On 28 April,Seoul brushed aside US President Donald Trump's suggestion that it should pay for a USD 1 billion missile defence system the two allies are installing in South Korea to guard against threats from the North.
The first parts of the Terminal High Altitude Area Defense (THAAD) system have already been delivered to a former golf course in the South -- infuriating China -- at a time of heightened tensions over Pyongyang's nuclear and missile programmes.
Top US officials have said THAAD will be operational "within days".
"I informed South Korea it would be appropriate if they paid. It's a billion-dollar system," Trump was quoted as saying by the Reuters news agency. "It's phenomenal, shoots missiles right out of the sky."

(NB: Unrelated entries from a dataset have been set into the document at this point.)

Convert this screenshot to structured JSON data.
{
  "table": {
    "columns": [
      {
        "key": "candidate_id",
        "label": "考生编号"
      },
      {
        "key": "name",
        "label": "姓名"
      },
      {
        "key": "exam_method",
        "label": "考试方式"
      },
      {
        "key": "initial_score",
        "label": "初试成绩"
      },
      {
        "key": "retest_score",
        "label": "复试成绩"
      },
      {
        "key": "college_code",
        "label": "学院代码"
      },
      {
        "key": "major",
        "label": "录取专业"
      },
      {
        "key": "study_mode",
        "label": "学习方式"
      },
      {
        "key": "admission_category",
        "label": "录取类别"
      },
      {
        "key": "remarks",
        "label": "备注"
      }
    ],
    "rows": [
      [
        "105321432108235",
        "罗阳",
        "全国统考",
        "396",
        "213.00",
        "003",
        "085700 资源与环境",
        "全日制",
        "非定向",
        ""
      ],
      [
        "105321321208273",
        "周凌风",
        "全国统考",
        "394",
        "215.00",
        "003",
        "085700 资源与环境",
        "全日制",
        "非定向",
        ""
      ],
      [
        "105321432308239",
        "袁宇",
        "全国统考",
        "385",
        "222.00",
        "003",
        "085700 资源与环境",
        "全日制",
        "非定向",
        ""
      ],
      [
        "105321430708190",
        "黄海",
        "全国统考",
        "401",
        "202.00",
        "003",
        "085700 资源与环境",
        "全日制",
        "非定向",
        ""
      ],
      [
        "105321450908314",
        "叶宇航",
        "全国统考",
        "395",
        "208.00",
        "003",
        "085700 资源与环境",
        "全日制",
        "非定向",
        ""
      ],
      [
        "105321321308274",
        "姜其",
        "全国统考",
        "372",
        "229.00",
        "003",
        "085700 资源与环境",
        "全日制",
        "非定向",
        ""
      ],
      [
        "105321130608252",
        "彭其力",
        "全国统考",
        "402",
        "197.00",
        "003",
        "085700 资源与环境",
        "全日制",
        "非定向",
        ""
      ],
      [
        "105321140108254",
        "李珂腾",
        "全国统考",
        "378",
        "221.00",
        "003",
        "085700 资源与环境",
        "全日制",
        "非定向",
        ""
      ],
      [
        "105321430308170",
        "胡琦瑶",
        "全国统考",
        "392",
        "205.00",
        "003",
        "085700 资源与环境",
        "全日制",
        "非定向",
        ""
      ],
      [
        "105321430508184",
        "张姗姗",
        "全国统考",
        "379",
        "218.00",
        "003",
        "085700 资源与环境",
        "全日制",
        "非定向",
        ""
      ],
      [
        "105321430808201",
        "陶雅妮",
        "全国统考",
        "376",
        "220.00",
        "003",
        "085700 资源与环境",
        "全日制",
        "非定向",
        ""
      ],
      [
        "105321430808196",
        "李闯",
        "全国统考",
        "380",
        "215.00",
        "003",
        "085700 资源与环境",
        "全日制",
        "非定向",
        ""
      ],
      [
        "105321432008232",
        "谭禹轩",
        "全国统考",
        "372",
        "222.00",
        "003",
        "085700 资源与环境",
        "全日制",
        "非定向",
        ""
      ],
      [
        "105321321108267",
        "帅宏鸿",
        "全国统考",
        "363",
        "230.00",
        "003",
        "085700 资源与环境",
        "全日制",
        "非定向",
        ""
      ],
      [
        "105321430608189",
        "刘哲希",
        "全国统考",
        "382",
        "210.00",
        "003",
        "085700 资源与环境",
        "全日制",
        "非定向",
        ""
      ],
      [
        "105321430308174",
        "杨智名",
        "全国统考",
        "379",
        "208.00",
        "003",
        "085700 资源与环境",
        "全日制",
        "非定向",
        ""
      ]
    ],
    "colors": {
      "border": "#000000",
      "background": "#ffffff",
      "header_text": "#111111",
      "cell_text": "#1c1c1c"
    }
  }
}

The two countries have been in a security alliance since the 1950-53 Korean war, and more than 28,000 US troops are stationed in the South.
Seoul retorted that under the Status of Forces Agreement that governs the US military presence in the country, the South would provide the THAAD site and infrastructure while the US would pay to deploy and operate it.
"There is no change to this basic position," South Korea's defence ministry said in a statement.
The row comes with tensions high on the Korean peninsula following a series of missile launches by the North and warnings from the Trump administration that military action was an "option on the table".
But earlier this week it said it would seek stronger sanctions against Pyongyang and held open the possibility of negotiations, with US Pacific Command chief Admiral Harry Harris saying it wanted to bring leader Kim Jong-Un "to his senses, not to his knees".
The White House also wants China to do more to rein in the North, but Beijing has been infuriated by the THAAD deployment, which it fears weaken its own ballistic capabilities and says upsets the regional security balance.